Lesley Quayle
is the co-editor of Aireings Poetry Magazine, based in Leeds, Yorkshire, UK, has been published widely in UK, work read out on BBC Radio and local radio, folk and blues singer, wife, mother, sheep farmer.


The Final Loading

"Away."
The old dog flies.
A last perfect outrun.

Circles, wide and low, behind the ewes;
a tight lift, half on his belly, wired to the whistle.

The flock mother pitches into the raw wind,
towing her cargo of followers from the quick eyes,

sure-footed through the bog, with its tang of heather
and the sidling dog, working them, rhythm for rhythm.
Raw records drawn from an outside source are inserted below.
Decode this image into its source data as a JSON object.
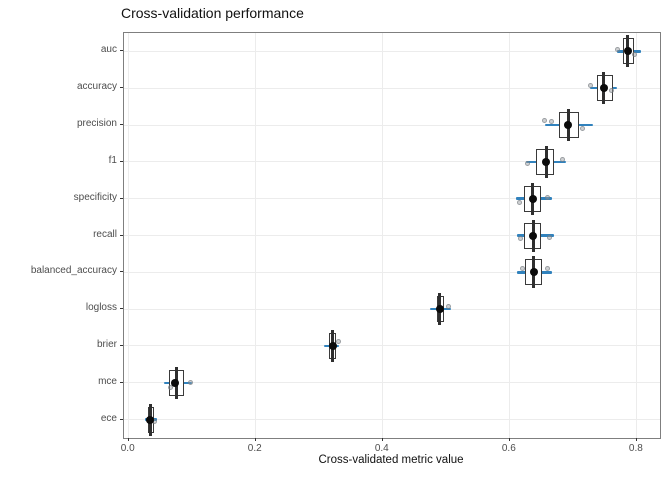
{
  "chart_data": {
    "type": "boxplot",
    "orientation": "horizontal",
    "title": "Cross-validation performance",
    "xlabel": "Cross-validated metric value",
    "ylabel": "",
    "xlim": [
      -0.0074,
      0.8364
    ],
    "x_ticks": [
      0.0,
      0.2,
      0.4,
      0.6,
      0.8
    ],
    "x_tick_labels": [
      "0.0",
      "0.2",
      "0.4",
      "0.6",
      "0.8"
    ],
    "grid": true,
    "legend": "none",
    "colors": {
      "box_border": "#3a3a3a",
      "median": "#2f2f2f",
      "crossbar_blue": "#3182bd",
      "mean_dot": "#0b0b0b",
      "jitter_point": "#94989e",
      "grid": "#ececec",
      "panel_border": "#7f7f7f",
      "axis_text": "#4d4d4d",
      "title_text": "#111111"
    },
    "metrics": [
      {
        "name": "auc",
        "lo": 0.768,
        "q1": 0.778,
        "median": 0.786,
        "q3": 0.795,
        "hi": 0.806,
        "mean": 0.786,
        "points": [
          {
            "v": 0.77,
            "dy": -2
          },
          {
            "v": 0.796,
            "dy": 3
          }
        ]
      },
      {
        "name": "accuracy",
        "lo": 0.726,
        "q1": 0.738,
        "median": 0.748,
        "q3": 0.762,
        "hi": 0.768,
        "mean": 0.748,
        "points": [
          {
            "v": 0.727,
            "dy": -3
          },
          {
            "v": 0.76,
            "dy": 2
          }
        ]
      },
      {
        "name": "precision",
        "lo": 0.655,
        "q1": 0.678,
        "median": 0.693,
        "q3": 0.709,
        "hi": 0.731,
        "mean": 0.692,
        "points": [
          {
            "v": 0.655,
            "dy": -5
          },
          {
            "v": 0.665,
            "dy": -4
          },
          {
            "v": 0.715,
            "dy": 3
          }
        ]
      },
      {
        "name": "f1",
        "lo": 0.625,
        "q1": 0.641,
        "median": 0.657,
        "q3": 0.67,
        "hi": 0.688,
        "mean": 0.657,
        "points": [
          {
            "v": 0.628,
            "dy": 2
          },
          {
            "v": 0.683,
            "dy": -2
          }
        ]
      },
      {
        "name": "specificity",
        "lo": 0.609,
        "q1": 0.623,
        "median": 0.636,
        "q3": 0.649,
        "hi": 0.667,
        "mean": 0.636,
        "points": [
          {
            "v": 0.615,
            "dy": 4
          },
          {
            "v": 0.659,
            "dy": -1
          }
        ]
      },
      {
        "name": "recall",
        "lo": 0.612,
        "q1": 0.623,
        "median": 0.637,
        "q3": 0.649,
        "hi": 0.67,
        "mean": 0.637,
        "points": [
          {
            "v": 0.617,
            "dy": 3
          },
          {
            "v": 0.662,
            "dy": 2
          }
        ]
      },
      {
        "name": "balanced_accuracy",
        "lo": 0.612,
        "q1": 0.624,
        "median": 0.638,
        "q3": 0.65,
        "hi": 0.667,
        "mean": 0.638,
        "points": [
          {
            "v": 0.62,
            "dy": -4
          },
          {
            "v": 0.659,
            "dy": -4
          }
        ]
      },
      {
        "name": "logloss",
        "lo": 0.475,
        "q1": 0.485,
        "median": 0.49,
        "q3": 0.497,
        "hi": 0.507,
        "mean": 0.49,
        "points": [
          {
            "v": 0.503,
            "dy": -3
          }
        ]
      },
      {
        "name": "brier",
        "lo": 0.308,
        "q1": 0.316,
        "median": 0.321,
        "q3": 0.326,
        "hi": 0.331,
        "mean": 0.321,
        "points": [
          {
            "v": 0.331,
            "dy": -4
          }
        ]
      },
      {
        "name": "mce",
        "lo": 0.056,
        "q1": 0.064,
        "median": 0.075,
        "q3": 0.087,
        "hi": 0.1,
        "mean": 0.073,
        "points": [
          {
            "v": 0.098,
            "dy": 0
          },
          {
            "v": 0.066,
            "dy": 5
          }
        ]
      },
      {
        "name": "ece",
        "lo": 0.025,
        "q1": 0.03,
        "median": 0.034,
        "q3": 0.04,
        "hi": 0.044,
        "mean": 0.034,
        "points": [
          {
            "v": 0.04,
            "dy": 2
          }
        ]
      }
    ]
  }
}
Balancing them, pace on pace, holding them to the man
who waits, still as flint, in the valley's lair.

They are poured down the mossy hide of the scarp,
rolled like stones into the holding pen

where the wagons are marshaled,
ready for the final loading.

The man, rooted muscle and bone in the barbarous hills,
hangs his back on the rungs of wind,

strides away from the last gallery of his life,
the shouldering ewes packed in tiers,

with never a look behind. The winter day swings shut
above him. Shadows embrace the stiff lines of pain.

The old dog lies patient, kennelled by loyalty,
rises like a wolf to the snap of the barrel and the final loading.

God is as close as the descending sky,
in the crook of a finger which burns on the trigger.

Two shots.
Sheaves of birds soar,
assemble on the wind in curious mourning.